Scant months later, however, Graham was calling on all Baptist colleges and universities to admit black students. By the following year, he was taking down those ropes at the crusade in Chattanooga. Soon after, in the teeth of Southern opposition, Graham’s organization adopted a rule that its audiences must not be segregated. This was no small step in a Southern world in which Jim Crow was a way of life. But it was also very much the step of what was known at the time as a racial moderate: trying to live a different model without trying to force social change. This form of moderation was also consistent with the theology behind Graham’s ministry, which emphasized personal salvation rather than activism in the world.

Yet the moderate line became difficult to hold. Another Southern evangelical preacher, the Rev. Martin Luther King Jr., was becoming well known for his fiery denunciation of segregation. White preachers were choosing up sides, and, in the South, most of them were lining up in favor of the status quo.

Recognizing that it was impossible to remain silent, Graham began calling segregation “sinful” — a line reported by the black papers and ignored by the white. In 1957, Graham brought his crusade to New York for three weeks, an event so newsworthy that The New York Times reprinted in full a sermon Graham delivered at Madison Square Garden, even though it occupied nearly two pages. In that sermon, the evangelist condemned the view that “because a man walks different, because a man looks different, because a man has a different colored skin, he is looked down as inferior.” During his weeks in New York, he also spoke from the pulpits of black churches. Toward the end of the crusade, he invited King to share the platform and pray.

By this time Graham was being lauded in the black press for his comments about segregation. In 1958, he hired his first full-time black associate, the Rev. Harold Jones of Cleveland. A year later, segregationists would circulate 40,000 pamphlets calling on residents of Little Rock, Ark., to boycott Graham’s crusade. Tens of thousands flocked to hear him anyway. Among them was a young Sunday schooler named William Jefferson Clinton.

By this time, King would be praising Graham for refusing “to preach to any audience that is segregated.” Graham’s public statements on segregation were increasingly forceful. But the Watts riots in 1965 disrupted the progressive growth of Graham’s views. He toured the black neighborhood of Los Angeles where the violence had been centered. The devastation depressed him.
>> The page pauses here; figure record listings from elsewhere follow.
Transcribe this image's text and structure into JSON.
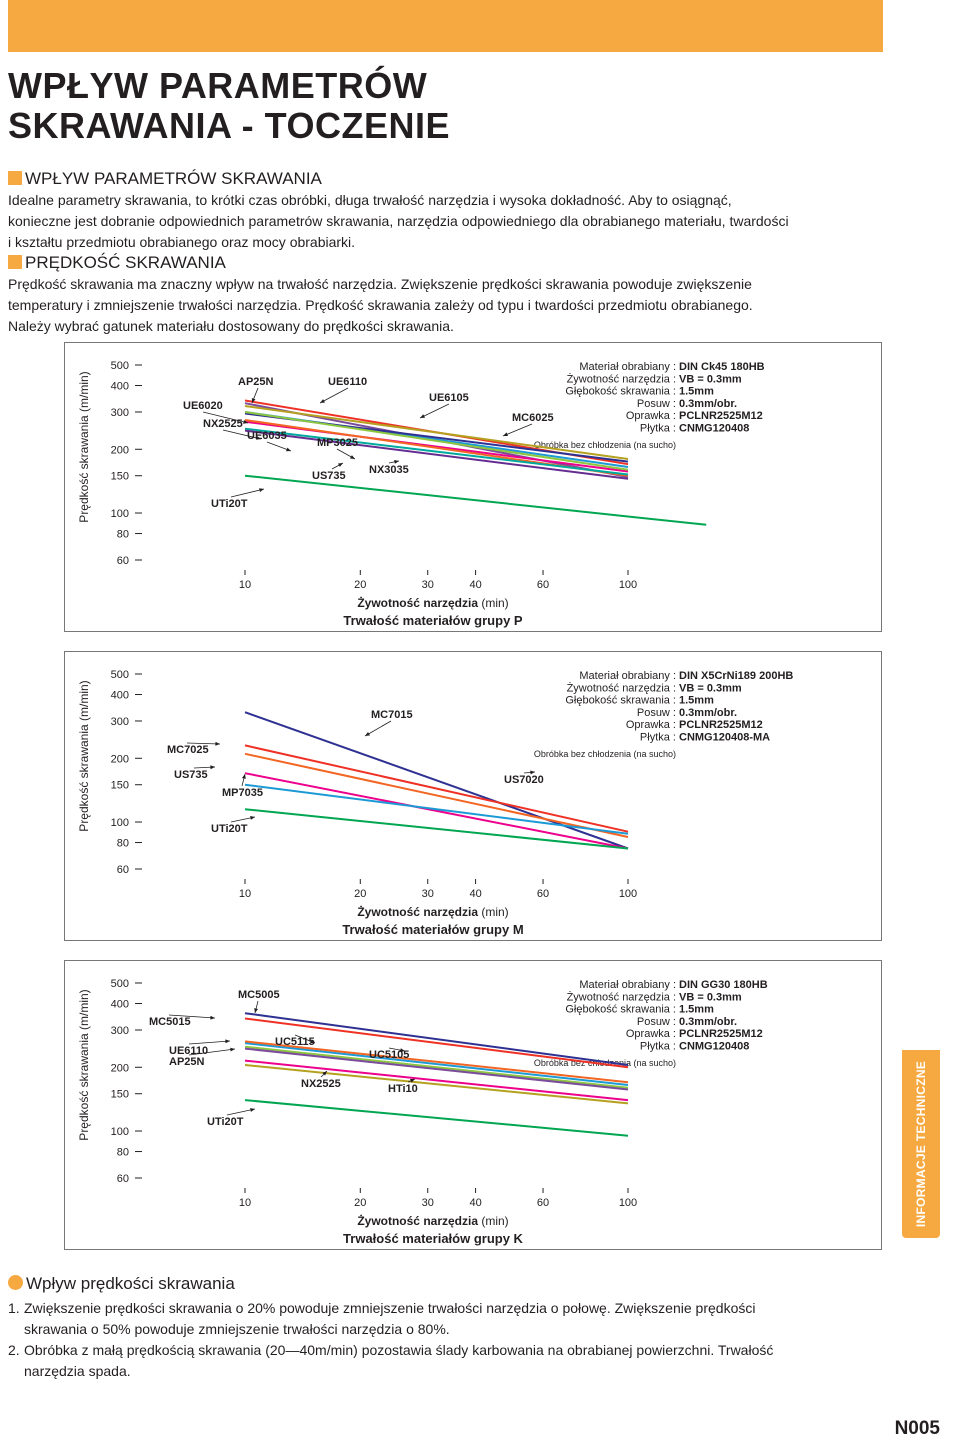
{
  "title_lines": [
    "WPŁYW PARAMETRÓW",
    "SKRAWANIA - TOCZENIE"
  ],
  "section1": {
    "heading": "WPŁYW PARAMETRÓW SKRAWANIA",
    "lines": [
      "Idealne parametry skrawania, to krótki czas obróbki, długa trwałość narzędzia i wysoka dokładność. Aby to osiągnąć,",
      "konieczne jest dobranie odpowiednich parametrów skrawania, narzędzia odpowiedniego dla obrabianego materiału, twardości",
      "i kształtu przedmiotu obrabianego oraz mocy obrabiarki."
    ]
  },
  "section2": {
    "heading": "PRĘDKOŚĆ SKRAWANIA",
    "lines": [
      "Prędkość skrawania ma znaczny wpływ na trwałość narzędzia. Zwiększenie prędkości skrawania powoduje zwiększenie",
      "temperatury i zmniejszenie trwałości narzędzia. Prędkość skrawania zależy od typu i twardości przedmiotu obrabianego.",
      "Należy wybrać gatunek materiału dostosowany do prędkości skrawania."
    ]
  },
  "chart_data": [
    {
      "type": "line",
      "title": "Trwałość materiałów grupy P",
      "xlabel_bold": "Żywotność narzędzia",
      "xlabel_unit": "(min)",
      "ylabel": "Prędkość skrawania (m/min)",
      "xscale": "log",
      "yscale": "log",
      "xticks": [
        10,
        20,
        30,
        40,
        60,
        100
      ],
      "yticks": [
        500,
        400,
        300,
        200,
        150,
        100,
        80,
        60
      ],
      "xlim": [
        10,
        100
      ],
      "ylim": [
        60,
        500
      ],
      "info": {
        "labels": [
          "Materiał obrabiany :",
          "Żywotność narzędzia :",
          "Głębokość skrawania :",
          "Posuw :",
          "Oprawka :",
          "Płytka :"
        ],
        "values": [
          "DIN Ck45   180HB",
          "VB = 0.3mm",
          "1.5mm",
          "0.3mm/obr.",
          "PCLNR2525M12",
          "CNMG120408"
        ],
        "note": "Obróbka bez chłodzenia (na sucho)"
      },
      "series": [
        {
          "name": "UE6020",
          "color": "#7b4b9c",
          "points": [
            [
              10,
              330
            ],
            [
              100,
              148
            ]
          ]
        },
        {
          "name": "AP25N",
          "color": "#ee3124",
          "points": [
            [
              10,
              340
            ],
            [
              100,
              170
            ]
          ]
        },
        {
          "name": "UE6110",
          "color": "#1c9ad6",
          "points": [
            [
              10,
              300
            ],
            [
              100,
              165
            ]
          ]
        },
        {
          "name": "UE6105",
          "color": "#2e3192",
          "points": [
            [
              10,
              295
            ],
            [
              100,
              175
            ]
          ]
        },
        {
          "name": "MC6025",
          "color": "#b5a11f",
          "points": [
            [
              10,
              320
            ],
            [
              100,
              180
            ]
          ]
        },
        {
          "name": "NX2525",
          "color": "#ec008c",
          "points": [
            [
              10,
              270
            ],
            [
              100,
              157
            ]
          ]
        },
        {
          "name": "UE6035",
          "color": "#8dc63f",
          "points": [
            [
              10,
              300
            ],
            [
              100,
              160
            ]
          ]
        },
        {
          "name": "MP3025",
          "color": "#f26522",
          "points": [
            [
              10,
              275
            ],
            [
              100,
              150
            ]
          ]
        },
        {
          "name": "US735",
          "color": "#00a99d",
          "points": [
            [
              10,
              250
            ],
            [
              100,
              152
            ]
          ]
        },
        {
          "name": "NX3035",
          "color": "#662d91",
          "points": [
            [
              10,
              245
            ],
            [
              100,
              145
            ]
          ]
        },
        {
          "name": "UTi20T",
          "color": "#00a651",
          "points": [
            [
              10,
              150
            ],
            [
              160,
              88
            ]
          ]
        }
      ]
    },
    {
      "type": "line",
      "title": "Trwałość materiałów grupy M",
      "xlabel_bold": "Żywotność narzędzia",
      "xlabel_unit": "(min)",
      "ylabel": "Prędkość skrawania (m/min)",
      "xscale": "log",
      "yscale": "log",
      "xticks": [
        10,
        20,
        30,
        40,
        60,
        100
      ],
      "yticks": [
        500,
        400,
        300,
        200,
        150,
        100,
        80,
        60
      ],
      "xlim": [
        10,
        100
      ],
      "ylim": [
        60,
        500
      ],
      "info": {
        "labels": [
          "Materiał obrabiany :",
          "Żywotność narzędzia :",
          "Głębokość skrawania :",
          "Posuw :",
          "Oprawka :",
          "Płytka :"
        ],
        "values": [
          "DIN X5CrNi189   200HB",
          "VB = 0.3mm",
          "1.5mm",
          "0.3mm/obr.",
          "PCLNR2525M12",
          "CNMG120408-MA"
        ],
        "note": "Obróbka bez chłodzenia (na sucho)"
      },
      "series": [
        {
          "name": "MC7015",
          "color": "#2e3192",
          "points": [
            [
              10,
              330
            ],
            [
              100,
              75
            ]
          ]
        },
        {
          "name": "MC7025",
          "color": "#ee3124",
          "points": [
            [
              10,
              230
            ],
            [
              100,
              90
            ]
          ]
        },
        {
          "name": "US7020",
          "color": "#f26522",
          "points": [
            [
              10,
              210
            ],
            [
              100,
              85
            ]
          ]
        },
        {
          "name": "US735",
          "color": "#ec008c",
          "points": [
            [
              10,
              170
            ],
            [
              100,
              75
            ]
          ]
        },
        {
          "name": "MP7035",
          "color": "#1c9ad6",
          "points": [
            [
              10,
              150
            ],
            [
              100,
              88
            ]
          ]
        },
        {
          "name": "UTi20T",
          "color": "#00a651",
          "points": [
            [
              10,
              115
            ],
            [
              100,
              75
            ]
          ]
        }
      ]
    },
    {
      "type": "line",
      "title": "Trwałość materiałów grupy K",
      "xlabel_bold": "Żywotność narzędzia",
      "xlabel_unit": "(min)",
      "ylabel": "Prędkość skrawania (m/min)",
      "xscale": "log",
      "yscale": "log",
      "xticks": [
        10,
        20,
        30,
        40,
        60,
        100
      ],
      "yticks": [
        500,
        400,
        300,
        200,
        150,
        100,
        80,
        60
      ],
      "xlim": [
        10,
        100
      ],
      "ylim": [
        60,
        500
      ],
      "info": {
        "labels": [
          "Materiał obrabiany :",
          "Żywotność narzędzia :",
          "Głębokość skrawania :",
          "Posuw :",
          "Oprawka :",
          "Płytka :"
        ],
        "values": [
          "DIN GG30   180HB",
          "VB = 0.3mm",
          "1.5mm",
          "0.3mm/obr.",
          "PCLNR2525M12",
          "CNMG120408"
        ],
        "note": "Obróbka bez chłodzenia (na sucho)"
      },
      "series": [
        {
          "name": "MC5005",
          "color": "#2e3192",
          "points": [
            [
              10,
              360
            ],
            [
              100,
              205
            ]
          ]
        },
        {
          "name": "MC5015",
          "color": "#ee3124",
          "points": [
            [
              10,
              340
            ],
            [
              100,
              200
            ]
          ]
        },
        {
          "name": "UE6110",
          "color": "#8dc63f",
          "points": [
            [
              10,
              250
            ],
            [
              100,
              160
            ]
          ]
        },
        {
          "name": "AP25N",
          "color": "#7b4b9c",
          "points": [
            [
              10,
              245
            ],
            [
              100,
              157
            ]
          ]
        },
        {
          "name": "UC5115",
          "color": "#1c9ad6",
          "points": [
            [
              10,
              260
            ],
            [
              100,
              165
            ]
          ]
        },
        {
          "name": "UC5105",
          "color": "#f26522",
          "points": [
            [
              10,
              265
            ],
            [
              100,
              170
            ]
          ]
        },
        {
          "name": "NX2525",
          "color": "#ec008c",
          "points": [
            [
              10,
              215
            ],
            [
              100,
              140
            ]
          ]
        },
        {
          "name": "HTi10",
          "color": "#b5a11f",
          "points": [
            [
              10,
              205
            ],
            [
              100,
              135
            ]
          ]
        },
        {
          "name": "UTi20T",
          "color": "#00a651",
          "points": [
            [
              10,
              140
            ],
            [
              100,
              95
            ]
          ]
        }
      ]
    }
  ],
  "side_tab": "INFORMACJE TECHNICZNE",
  "section3": {
    "heading": "Wpływ prędkości skrawania",
    "items": [
      {
        "num": "1.",
        "lines": [
          "Zwiększenie prędkości skrawania o 20% powoduje zmniejszenie trwałości narzędzia o połowę. Zwiększenie prędkości",
          "skrawania o 50% powoduje zmniejszenie trwałości narzędzia o 80%."
        ]
      },
      {
        "num": "2.",
        "lines": [
          "Obróbka z małą prędkością skrawania (20—40m/min) pozostawia ślady karbowania na obrabianej powierzchni. Trwałość",
          "narzędzia spada."
        ]
      }
    ]
  },
  "page_number": "N005"
}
Despite his admiration for King, Graham began to argue that the racial problem would not be solved by taking to the streets.

Over the next few years, as further riots erupted, Graham increasingly preached the importance of law and order, even as those became code words during Richard Nixon’s 1968 presidential campaign for slowing the pace of racial change. Although it’s unlikely Graham meant what Nixon meant, the two men became close — a closeness that would continue as the Watergate scandal unfolded.

Yet Graham’s message was hardly on all fours with the administration’s policies. Preaching in Norfolk, Va., in the 1970s, Graham argued that for school desegregation to work, residential segregation would have to end. He argued further that the problem of poverty would not be solved as long as wealth was so unequally distributed. In 1973, Graham was again celebrated in the black press after he let local authorities know that he would cancel his appearance in Durban, South Africa, unless laws requiring racial separation were suspended to allow him to preach to an integrated audience. The authorities blinked. As the years went by, his preaching against racial intolerance grew sharper.

Where does this leave us on Graham and race? There’s no simple answer. His often heroic insistence on integrated audiences in the 1950s put him well ahead of his time; his uneasiness with making more than the rare public statement on segregation elsewhere made him very much a man of his time. With the benefit of hindsight, we might fairly criticize the great evangelist for taking too long to escape entirely the era in which he was raised. But precisely because of the era, what he did accomplish remains remarkable.